Como manda cada año el ritual de los curros, las "burras" se acercaron
al recinto para ser marcadas y rapadas, no sin oponer resistencia.
Alrededor de doscientas lo hicieron en esta ocasión, algunas menos que
en anteriores encuentros. Los incendios que asolaron la zona el pasado
verano también acabaron con la vida de numerosas reses en los montes.
No sólo hubo menos afluencia de reses. Los espectadores también
disminuyeron respecto a otras citas. El descenso de las temperaturas y
el fuerte viento registrado en el lugar llevaron a muchos curiosos a
dejar la visita al curro para otra ocasión. No obstante, los habituales,
en torno a medio millar de personas, no dejaron pasar la oportunidad de
participar en el encuentro. Después de un año sin rapas, la primera de
la temporada, siempre crea expectación, especialmente después de
aplazarse el pasado domingo por el mal tiempo.

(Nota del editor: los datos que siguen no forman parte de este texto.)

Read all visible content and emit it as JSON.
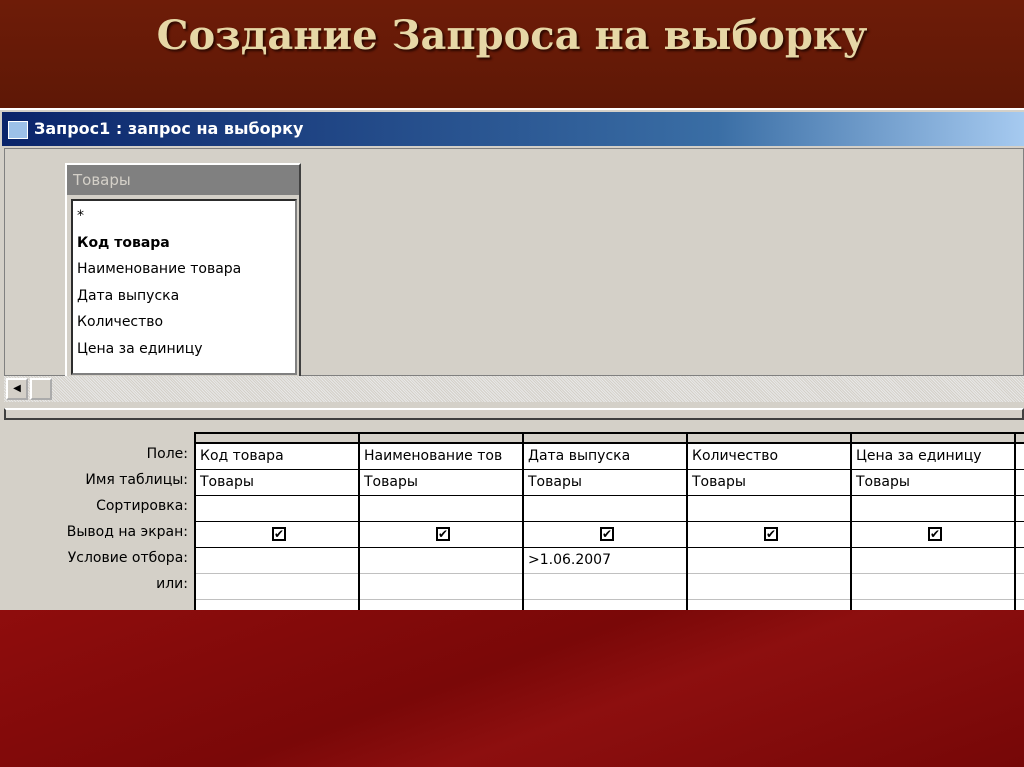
{
  "slide_title": "Создание Запроса на выборку",
  "window": {
    "title": "Запрос1 : запрос на выборку"
  },
  "table": {
    "name": "Товары",
    "fields": [
      "*",
      "Код товара",
      "Наименование товара",
      "Дата выпуска",
      "Количество",
      "Цена за единицу"
    ],
    "bold_field": "Код товара"
  },
  "grid": {
    "row_labels": [
      "Поле:",
      "Имя таблицы:",
      "Сортировка:",
      "Вывод на экран:",
      "Условие отбора:",
      "или:"
    ],
    "columns": [
      {
        "field": "Код товара",
        "table": "Товары",
        "sort": "",
        "show": true,
        "criteria": "",
        "or": ""
      },
      {
        "field": "Наименование тов",
        "table": "Товары",
        "sort": "",
        "show": true,
        "criteria": "",
        "or": ""
      },
      {
        "field": "Дата выпуска",
        "table": "Товары",
        "sort": "",
        "show": true,
        "criteria": ">1.06.2007",
        "or": ""
      },
      {
        "field": "Количество",
        "table": "Товары",
        "sort": "",
        "show": true,
        "criteria": "",
        "or": ""
      },
      {
        "field": "Цена за единицу",
        "table": "Товары",
        "sort": "",
        "show": true,
        "criteria": "",
        "or": ""
      }
    ]
  },
  "checkmark": "✔"
}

Los primeros en llegar, como siempre, los mozos. Unos doscientos se
repartieron por el monte en torno a las cinco de la madrugada para poner
en marcha su "tradicional dispositivo" para acercar a las "burras" al
curro. Todos a caballo, con diverso material disuasorio, lograron atraer
a los equinos.
Diez horas después de iniciar la tarea, llegó el momento culminante con
el marcado y rapado. La experiencia de los "aloitadores" suplió la
osadía de los aficionados entre los caballos y no dejó que se produjera
ningún incidente.
Tras participar en la comida campestre y observar la ruda imagen del
dominio de los caballos, los asistentes se marcharon con la esperanza de
que la meteorología mejore para las próximas citas. La de Torroña está
prevista el primer domingo de junio e irá seguida de Mougás, Morgadáns y
Pinzás.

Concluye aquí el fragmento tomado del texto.